少しづつ読んで、要約と読後感を綴ってきた「失敗の本質」も残り少なくなって、今回は日本軍の組織特性は戦後日本の組織にどのように引き継がれているのか、についてです。

 

日本軍の組織論的研究である「失敗の本質」は初版は1984(昭和59)年に刊行されているもので今から30年ほど前の本ですが、現代日本の状況にも当てはまるものがあるのではないでしょうか。

 

戦後、日本軍の組織的特性は、まったく消滅してしまったのであろうか。
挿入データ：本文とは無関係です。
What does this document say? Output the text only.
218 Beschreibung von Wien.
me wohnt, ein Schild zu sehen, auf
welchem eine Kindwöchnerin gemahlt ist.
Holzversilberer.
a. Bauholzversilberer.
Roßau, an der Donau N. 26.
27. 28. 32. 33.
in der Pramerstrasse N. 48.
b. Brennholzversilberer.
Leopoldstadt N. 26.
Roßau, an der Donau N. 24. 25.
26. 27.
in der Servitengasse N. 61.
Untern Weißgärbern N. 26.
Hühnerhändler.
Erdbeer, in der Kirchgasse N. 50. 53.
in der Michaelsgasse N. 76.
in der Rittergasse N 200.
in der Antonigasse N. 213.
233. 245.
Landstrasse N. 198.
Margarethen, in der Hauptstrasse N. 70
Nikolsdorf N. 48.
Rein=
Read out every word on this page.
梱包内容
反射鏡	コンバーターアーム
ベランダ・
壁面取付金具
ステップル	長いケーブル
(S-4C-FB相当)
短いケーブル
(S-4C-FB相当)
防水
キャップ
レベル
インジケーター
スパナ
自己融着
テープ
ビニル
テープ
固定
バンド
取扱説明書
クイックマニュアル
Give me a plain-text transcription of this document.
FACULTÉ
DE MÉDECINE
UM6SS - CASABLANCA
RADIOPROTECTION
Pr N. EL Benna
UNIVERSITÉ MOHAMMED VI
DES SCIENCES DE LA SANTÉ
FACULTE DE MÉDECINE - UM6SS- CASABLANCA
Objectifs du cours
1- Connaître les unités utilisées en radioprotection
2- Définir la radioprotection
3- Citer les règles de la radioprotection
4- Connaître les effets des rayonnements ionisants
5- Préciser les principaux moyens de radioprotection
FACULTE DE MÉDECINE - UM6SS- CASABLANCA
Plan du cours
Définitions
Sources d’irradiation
それは連続的に今日の日本の組織に生きているのか、それとも非連続的に進化された形で生きているのだろうか。

(略)

しかしながらわれわれは、現段階では、日本軍の特性は、連続的に今日の組織に生きている面と非連続的に革新している面との両面があると考えている。

では、連続的に今日の組織に生きている面として、政治組織と行政官庁を挙げていますが日本軍の組織的特質を、ある程度まで創造的破壊の形で継承したのは、企業組織であろうとしています。

 

それは財閥解体と公職追放により官僚制の破壊と組織内民主化が進展し、日本軍の最もすぐれていた下士官や兵のバイタリティがわき上がるような組織が誕生し、率先垂範の精神や一致団結の行動規範は、日本軍の持っていたいい意味での特質であり、日本軍の戦略発想と組織的特質の相当部分は戦後の企業経営に引き継がれているのである、としています。